Mexico made an emergency appeal to the U.N.'s highest court Thursday to block the execution of its citizens on death row in the United States.
Lawyers for the U.S. cautioned, however, that the court's interference could complicate Washington's efforts to save the lives of Mexican convicts condemned to death by state courts.
Mexico contends the United States is defying a 2004 order by the International Court of Justice to review the cases of 51 condemned Mexican prisoners.
That ruling said the inmates had been denied the right to help from their consulate after their arrests. It said the death row prisoners were entitled to a reconsideration of their trials and sentences to determine whether the violation affected their cases.
Informally known as the World Court, the tribunal is the U.N.'s judicial arm for resolving disputes among nations. Its decisions are binding and final, but it has no enforcement powers.
Mexico's chief advocate Juan Manuel Gomez-Robledo told the court the cases had not been systematically reviewed, and the U.S. was "in breach of its international obligations."
Gomez-Robledo said that without urgent action now, five Mexican nationals "will be executed before the conclusion of these proceedings."
John Bellinger III, the U.S. legal adviser, said federal government had gone to "extraordinary lengths" to carry out the World Court's directive and to intercede with the state courts.
Texas refused Bush directive
After the World Court's ruling, President Bush issued a directive to the state courts to abide by the decision. He also asked Texas specifically to review the case of Jose Medellin, who is scheduled to die by lethal injection Aug. 5.
Those steps were "highly unusual," Bellinger said. "It almost never happens that the federal government enters an appearance in state court proceedings."
Texas refused, and in March the U.S. Supreme Court ruled by a 6-3 vote that Bush lacked the authority to compel state courts to comply with the judgment from The Hague.
Mexico filed to the court again two weeks ago.
On Tuesday, Secretary of State Condoleezza Rice and Attorney General Michael Mukasey jointly wrote to Texas Gov. Rick Perry, urging him to review Medellin's case, Bellinger said.
But Rice and Mukasey could do nothing more than "respectfully request" Texas' help to carry out the nation's international legal obligations, said Bellinger.
"Persuasion may bring about what compulsion can not," he said. "Any decision by this court will confront these same limits of US domestic law.
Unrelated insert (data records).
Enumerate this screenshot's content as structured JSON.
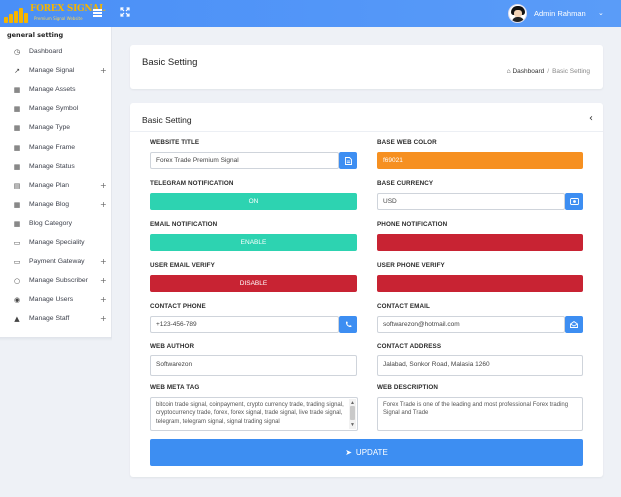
{
  "brand": {
    "title": "FOREX SIGNAL",
    "subtitle": "Premium Signal Website"
  },
  "user": {
    "name": "Admin Rahman"
  },
  "sidebar": {
    "heading": "general setting",
    "items": [
      {
        "label": "Dashboard",
        "icon": "gauge-icon",
        "expandable": false
      },
      {
        "label": "Manage Signal",
        "icon": "chart-line-icon",
        "expandable": true
      },
      {
        "label": "Manage Assets",
        "icon": "grid-icon",
        "expandable": false
      },
      {
        "label": "Manage Symbol",
        "icon": "grid-icon",
        "expandable": false
      },
      {
        "label": "Manage Type",
        "icon": "grid-icon",
        "expandable": false
      },
      {
        "label": "Manage Frame",
        "icon": "grid-icon",
        "expandable": false
      },
      {
        "label": "Manage Status",
        "icon": "grid-icon",
        "expandable": false
      },
      {
        "label": "Manage Plan",
        "icon": "columns-icon",
        "expandable": true
      },
      {
        "label": "Manage Blog",
        "icon": "grid-icon",
        "expandable": true
      },
      {
        "label": "Blog Category",
        "icon": "grid-icon",
        "expandable": false
      },
      {
        "label": "Manage Speciality",
        "icon": "cube-icon",
        "expandable": false
      },
      {
        "label": "Payment Gateway",
        "icon": "credit-card-icon",
        "expandable": true
      },
      {
        "label": "Manage Subscriber",
        "icon": "chat-icon",
        "expandable": true
      },
      {
        "label": "Manage Users",
        "icon": "users-icon",
        "expandable": true
      },
      {
        "label": "Manage Staff",
        "icon": "user-secret-icon",
        "expandable": true
      }
    ]
  },
  "header": {
    "title": "Basic Setting",
    "breadcrumb": {
      "home": "Dashboard",
      "separator": "/",
      "current": "Basic Setting"
    }
  },
  "form": {
    "title": "Basic Setting",
    "website_title": {
      "label": "WEBSITE TITLE",
      "value": "Forex Trade Premium Signal"
    },
    "base_web_color": {
      "label": "BASE WEB COLOR",
      "value": "f69021",
      "color": "#f69021"
    },
    "telegram_notification": {
      "label": "TELEGRAM NOTIFICATION",
      "value": "ON",
      "color": "#2dd3b1"
    },
    "base_currency": {
      "label": "BASE CURRENCY",
      "value": "USD"
    },
    "email_notification": {
      "label": "EMAIL NOTIFICATION",
      "value": "ENABLE",
      "color": "#2dd3b1"
    },
    "phone_notification": {
      "label": "PHONE NOTIFICATION",
      "value": "",
      "color": "#c82333"
    },
    "user_email_verify": {
      "label": "USER EMAIL VERIFY",
      "value": "DISABLE",
      "color": "#c82333"
    },
    "user_phone_verify": {
      "label": "USER PHONE VERIFY",
      "value": "",
      "color": "#c82333"
    },
    "contact_phone": {
      "label": "CONTACT PHONE",
      "value": "+123-456-789"
    },
    "contact_email": {
      "label": "CONTACT EMAIL",
      "value": "softwarezon@hotmail.com"
    },
    "web_author": {
      "label": "WEB AUTHOR",
      "value": "Softwarezon"
    },
    "contact_address": {
      "label": "CONTACT ADDRESS",
      "value": "Jalabad, Sonkor Road, Malasia 1260"
    },
    "web_meta_tag": {
      "label": "WEB META TAG",
      "value": "bitcoin trade signal, coinpayment, crypto currency trade, trading signal, cryptocurrency trade, forex, forex signal, trade signal, live trade signal, telegram, telegram signal, signal trading signal"
    },
    "web_description": {
      "label": "WEB DESCRIPTION",
      "value": "Forex Trade is one of the leading and most professional Forex trading Signal and Trade"
    },
    "update_label": "UPDATE"
  },
  "colors": {
    "accent": "#3d8ef2",
    "teal": "#2dd3b1",
    "red": "#c82333",
    "orange": "#f69021"
  }
}
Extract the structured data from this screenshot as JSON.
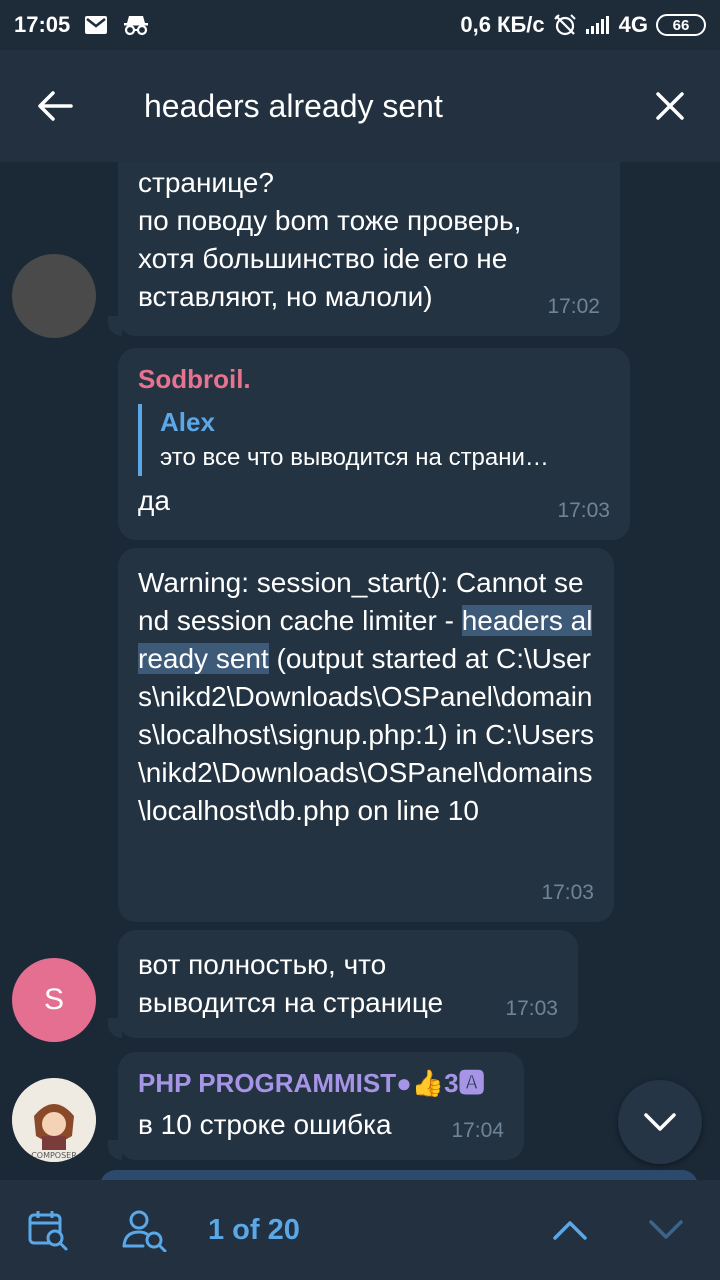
{
  "status_bar": {
    "time": "17:05",
    "speed": "0,6 КБ/с",
    "network": "4G",
    "battery": "66",
    "icons": [
      "mail-icon",
      "incognito-icon",
      "alarm-off-icon",
      "signal-icon"
    ]
  },
  "header": {
    "query": "headers already sent",
    "back_icon": "arrow-left-icon",
    "close_icon": "close-icon"
  },
  "messages": [
    {
      "lines": [
        "странице?",
        "по поводу bom тоже проверь,",
        "хотя большинство ide его не",
        "вставляют, но малоли)"
      ],
      "time": "17:02"
    },
    {
      "sender": "Sodbroil.",
      "reply_name": "Alex",
      "reply_text": "это все что выводится на страни…",
      "text": "да",
      "time": "17:03"
    },
    {
      "text_before": "Warning: session_start(): Cannot send session cache limiter - ",
      "highlight": "headers already sent",
      "text_after": " (output started at C:\\Users\\nikd2\\Downloads\\OSPanel\\domains\\localhost\\signup.php:1) in C:\\Users\\nikd2\\Downloads\\OSPanel\\domains\\localhost\\db.php on line 10",
      "time": "17:03"
    },
    {
      "avatar_letter": "S",
      "lines": [
        "вот полностью, что",
        "выводится на странице"
      ],
      "time": "17:03"
    },
    {
      "sender": "PHP PROGRAMMIST",
      "sender_suffix": "●👍3🅰",
      "text": "в 10 строке ошибка",
      "time": "17:04"
    }
  ],
  "bottom_bar": {
    "counter": "1 of 20"
  },
  "colors": {
    "background": "#1b2836",
    "bubble": "#243342",
    "accent": "#5ba8e8",
    "sender_pink": "#e8738f",
    "sender_purple": "#a695e7",
    "avatar_s": "#e56f91"
  }
}
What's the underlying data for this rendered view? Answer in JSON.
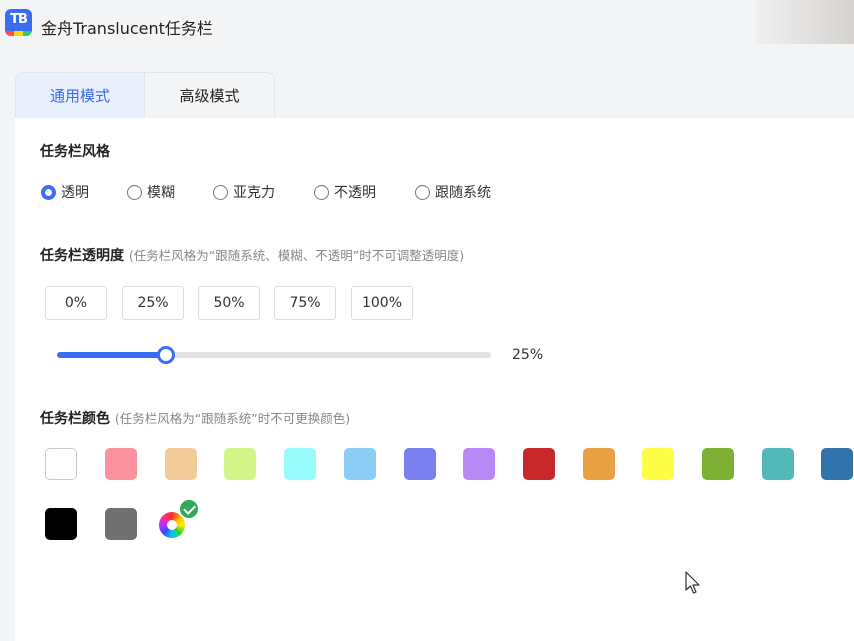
{
  "app": {
    "title": "金舟Translucent任务栏",
    "icon_text": "TB"
  },
  "tabs": [
    {
      "label": "通用模式",
      "active": true
    },
    {
      "label": "高级模式",
      "active": false
    }
  ],
  "style_section": {
    "title": "任务栏风格",
    "options": [
      "透明",
      "模糊",
      "亚克力",
      "不透明",
      "跟随系统"
    ],
    "selected": "透明"
  },
  "transparency_section": {
    "title": "任务栏透明度",
    "hint": "(任务栏风格为“跟随系统、模糊、不透明”时不可调整透明度)",
    "presets": [
      "0%",
      "25%",
      "50%",
      "75%",
      "100%"
    ],
    "value_label": "25%",
    "value_fraction": 0.25
  },
  "color_section": {
    "title": "任务栏颜色",
    "hint": "(任务栏风格为“跟随系统”时不可更换颜色)",
    "colors": [
      "#ffffff",
      "#fb929e",
      "#f1cb98",
      "#d2f58a",
      "#98fbfb",
      "#8ccdf5",
      "#7b7ff0",
      "#b888f5",
      "#c8282b",
      "#e8a042",
      "#fdfd45",
      "#7caf33",
      "#52b8b8",
      "#3174ab",
      "#000000",
      "#707070"
    ],
    "custom_selected": true
  },
  "accent_color": "#3a6df0"
}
A new decision would add nothing to the original decision."
More arguments were scheduled for Friday. It was unclear when the judges would issue a ruling.
Must states abide by international law?
Mexico argued that international law applies not only to the United States but also to individual states.
"The United States cannot invoke municipal law as justification for failure to perform its international legal obligations," it said in its application to the court two weeks ago.
Mexico asked the World Court for an "interpretation" of its earlier ruling to clarify what it meant when it asked the U.S. to "review and reconsider" the cases of the condemned prisoners.
In the meantime, it must order the U.S. to halt the execution timetable, Mexico said.
The U.S. advocates said the World Court had no jurisdiction, since it agreed with Mexico that the court's earlier ruling had not been implemented despite its best efforts. No dispute exists for the World Court to resolve, they argued.
Sandra Babcock, representing Mexico, said that since the court's decision four years ago, 33 Mexicans had sought reviews of their cases in state courts.
Only one request was granted, Babcock said. A second inmate accepted a commutation to life imprisonment in exchange for waiving his claim for a review.
"All other efforts to enforce the judgment have failed," she said.
Mexico listed five of its citizens slated for imminent execution, all in Texas. Medellin, 33, was sentenced to death in the gang rape and murder of two teenage girls 15 years ago.
The Mexican case was the third time the U.S. death penalty has come before the World Court.
In 1999, German national Walter LaGrand, convicted of murdering a bank manager during a botched robbery, was executed in Arizona just hours after the tribunal in The Hague urged the U.S. to halt the proceeding. Two years later, the court said its injunction in the LaGrand case had been a legal obligation, and the U.S. had violated international law by ignoring it.
In its first case in 1998, the U.S. declined to stop the execution of a Paraguayan citizen in Virginia.